Una inmensa mayoría de los bautizados ya no asiste a Misa los domingos –quizás un noventa por ciento– y, sin embargo, ellos mismos se siguen considerando como católicos y miembros de la Iglesia porque cumplen con la tradición de Bautizar, Confirmar y dar la Primera Comunión a sus hijos y porque, esporádicamente, van al templo a alguna celebración o cumplen con algún compromiso de religiosidad popular. Ellos no se dan cuenta de que han abandonado su Iglesia, ni es su intención hacerlo.
Hay otros a los que les gusta tomar conciencia de sus actos y definir su situación de una forma clara, y han llegado a la conclusión de que ellos creen en Dios, pero no creen en la Iglesia.
Se convencen a sí mismos de que basta con ser una persona honesta para estar bien con Dios y de que la Iglesia no es necesaria para ser cristiano. Una vez convencidos, viven de acuerdo con su doctrina y se alejan de las prácticas comunitarias y de la vida parroquial.
La parábola de Jesús nos habla de una oveja perdida, y de noventa y nueve que se han quedado. Ante nuestra realidad, sentimos que la proporción se ha invertido; noventa y nueve se han perdido, y una ha quedado fiel.
Hemos perdido a las masas. Nos estamos convirtiendo en un redil de ovejas de concurso, finísimas, sin mancha y merecedoras de que les añadamos el prefijo “súper” a su condición. Son súper ovejas.
En nuestras parroquias militan estos súper laicos mejor formados, más motivados, verdaderamente fieles y más católicos que el párroco. Son poquitos, pero son de primera. Pensamos que a lo mejor hemos perdido cantidad, las “masas”, pero hemos ganado en calidad; son menos, pero mejores.
No sé si algún día podremos volver a llegar a las “masas”, pero a veces nos da la impresión de que ellas también creen en Dios, pero no en la Iglesia.
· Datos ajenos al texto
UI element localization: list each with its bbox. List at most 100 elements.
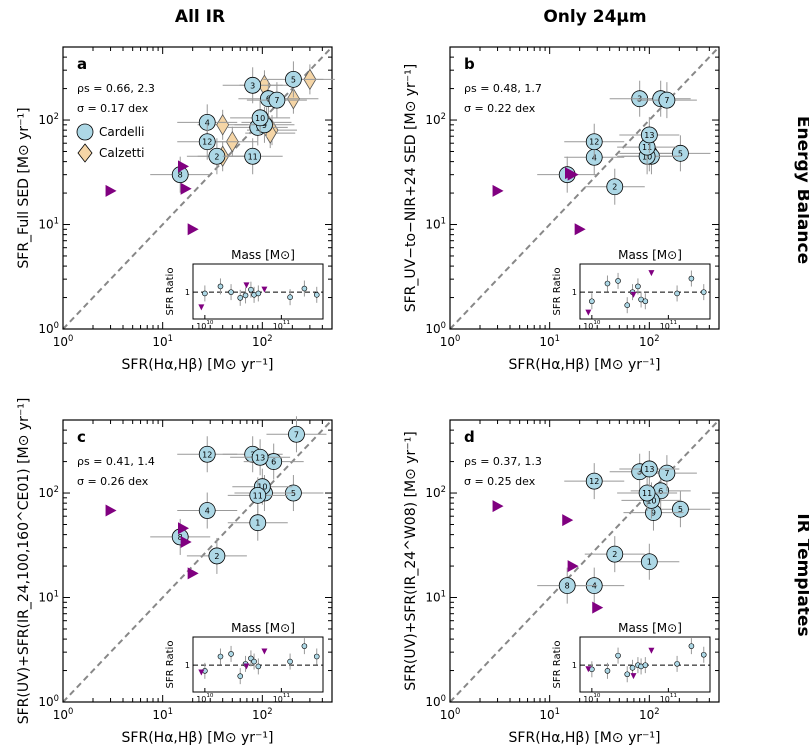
cardelli-point (638, 484, 656, 502)
cardelli-point (251, 448, 269, 466)
x-tick-label: 100 (53, 706, 74, 722)
spearman-stat: ρs = 0.48, 1.7 (464, 82, 542, 95)
inset-cardelli-point (255, 290, 262, 297)
cardelli-point-label: 9 (262, 121, 267, 130)
cardelli-point (198, 445, 216, 463)
calzetti-point (216, 114, 230, 136)
cardelli-point (640, 126, 658, 144)
inset-y-tick-label: 1 (572, 661, 577, 670)
inset-cardelli-point (700, 651, 707, 658)
inset-cardelli-point (217, 653, 224, 660)
cardelli-point-label: 13 (255, 453, 265, 462)
panel-letter: c (77, 428, 86, 446)
y-tick-label: 100 (425, 693, 446, 709)
plot-frame (449, 46, 720, 330)
cardelli-point-label: 7 (274, 96, 279, 105)
cardelli-point (244, 147, 262, 165)
y-tick-label: 100 (425, 320, 446, 336)
cardelli-point-label: 12 (202, 138, 212, 147)
cardelli-point-label: 12 (202, 450, 212, 459)
inset-cardelli-point (217, 283, 224, 290)
inset-x-tick-label: 1010 (196, 320, 214, 331)
inset-x-tick-label: 1010 (196, 693, 214, 704)
panel-letter: d (464, 428, 475, 446)
inset-triangle (198, 304, 205, 311)
inset-y-tick-label: 1 (572, 288, 577, 297)
cardelli-point-label: 11 (248, 152, 258, 161)
cardelli-point-label: 4 (205, 507, 210, 516)
inset-triangle (630, 673, 637, 680)
inset-cardelli-point (237, 295, 244, 301)
inset-cardelli-point (674, 290, 680, 297)
scatter-stat: σ = 0.26 dex (77, 475, 149, 488)
x-tick-label: 100 (53, 333, 74, 349)
scatter-stat: σ = 0.25 dex (464, 475, 536, 488)
cardelli-point-label: 4 (205, 118, 210, 127)
inset-x-tick-label: 1010 (583, 320, 601, 331)
cardelli-point-label: 1 (255, 519, 260, 528)
inset-x-tick-label: 1011 (273, 693, 291, 704)
column-title-all-ir: All IR (175, 7, 225, 27)
inset-cardelli-point (624, 671, 631, 678)
scatter-stat: σ = 0.22 dex (464, 102, 536, 115)
cardelli-point (606, 545, 624, 563)
upper-limit-triangle (567, 560, 579, 573)
y-axis-label: SFR(UV)+SFR(IR_24,100,160^CE01) [M⊙ yr⁻¹… (16, 398, 32, 725)
row-title-energy-balance: Energy Balance (793, 116, 809, 264)
cardelli-point-label: 6 (266, 95, 271, 104)
cardelli-point (288, 425, 305, 443)
inset-x-tick-label: 1010 (583, 693, 601, 704)
upper-limit-triangle (105, 184, 117, 197)
cardelli-point-label: 6 (271, 458, 276, 467)
inset-x-tick-label: 1011 (273, 320, 291, 331)
panel-letter: b (464, 55, 475, 73)
upper-limit-triangle (187, 567, 199, 580)
inset-cardelli-point (642, 298, 649, 305)
cardelli-point-label: 10 (646, 496, 656, 505)
y-axis-label: SFR_Full SED [M⊙ yr⁻¹] (16, 107, 32, 268)
legend-calzetti-marker (77, 143, 93, 163)
upper-limit-triangle (187, 223, 199, 236)
y-axis-label: SFR(UV)+SFR(IR_24^W08) [M⊙ yr⁻¹] (403, 431, 419, 690)
spearman-stat: ρs = 0.37, 1.3 (464, 455, 542, 468)
y-tick-label: 102 (425, 111, 446, 127)
cardelli-point-label: 8 (565, 582, 570, 591)
y-tick-label: 101 (425, 216, 446, 232)
cardelli-point (558, 577, 576, 595)
y-tick-label: 102 (38, 111, 59, 127)
inset-cardelli-point (313, 292, 320, 298)
cardelli-point (672, 500, 689, 518)
inset-frame (579, 263, 711, 320)
x-tick-label: 102 (252, 333, 273, 349)
x-axis-label: SFR(Hα,Hβ) [M⊙ yr⁻¹] (509, 730, 661, 746)
cardelli-point-label: 11 (642, 143, 652, 152)
inset-triangle (243, 282, 250, 289)
one-to-one-line (449, 46, 720, 330)
cardelli-point (208, 547, 226, 565)
cardelli-point (251, 109, 269, 127)
cardelli-point-label: 2 (214, 552, 219, 561)
y-axis-label: SFR_UV−to−NIR+24 SED [M⊙ yr⁻¹] (403, 64, 419, 313)
cardelli-point (672, 144, 689, 162)
inset-cardelli-point (287, 294, 293, 301)
cardelli-point-label: 2 (612, 183, 617, 192)
x-axis-label: SFR(Hα,Hβ) [M⊙ yr⁻¹] (509, 357, 661, 373)
cardelli-point-label: 12 (589, 477, 599, 486)
inset-cardelli-point (255, 663, 262, 670)
inset-cardelli-point (674, 661, 680, 667)
cardelli-point (198, 133, 216, 151)
inset-cardelli-point (301, 643, 308, 649)
inset-cardelli-point (635, 283, 641, 290)
upper-limit-triangle (178, 160, 190, 173)
y-tick-label: 102 (425, 484, 446, 500)
upper-limit-triangle (180, 535, 192, 548)
y-tick-label: 100 (38, 693, 59, 709)
inset-cardelli-point (313, 653, 320, 660)
inset-y-label: SFR Ratio (165, 268, 176, 316)
cardelli-point-label: 9 (651, 509, 656, 518)
cardelli-point (244, 76, 262, 94)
En los últimos años ha habido sacerdotes notoriamente dañinos para su comunidad; nuestros enemigos los exhiben y generalizan. Desacreditan a la Iglesia.
Pero no siempre son los crímenes sacerdotales los que alejan a los fieles de la Iglesia; les basta la mala educación, el maltrato, la falta de testimonio en la pobreza, la falta de presencia. Todo eso aleja, sobre todo si la fe del pueblo no está ilustrada, y no lo está.
La Iglesia nos invita a volver a ser una Iglesia misionera. Que el párroco y sus súper laicos sean capaces de hacerse presentes en medio de los hombres y caminar con ellos por la vida.
Necesitamos ofrecer y dar un encuentro vivo con Jesús a través de una oración encarnada en la realidad de los hermanos.
Necesitamos ayudar a nuestros fieles a dar razón de su fe.
Necesitamos hacerlos sentir como en su casa en donde son bien recibidos, aceptados y amados.
Necesitamos hacer sentir a los fieles que son útiles y necesarios en la acción misionera de su comunidad.
A nuestros hermanos que piensan que se puede creer en Dios, pero no en la Iglesia, los invitamos a reflexionar en el porqué de Cristo al fundar su Iglesia.
Los primeros cristianos, en ejemplo de los apóstoles, estaban seguros de que era Dios mismo el que añadía a los fieles a la comunidad para que se salvaran, y llegaron a decir “fuera de la Iglesia no hay salvación”.
Con todas sus imperfecciones humanas, la Iglesia sigue siendo santa y santifica a sus miembros; cuando nos alejamos de ella perdemos los medios dados por Cristo para nuestra salvación y santificación.
No se puede ser cristiano sin Iglesia; es un absurdo.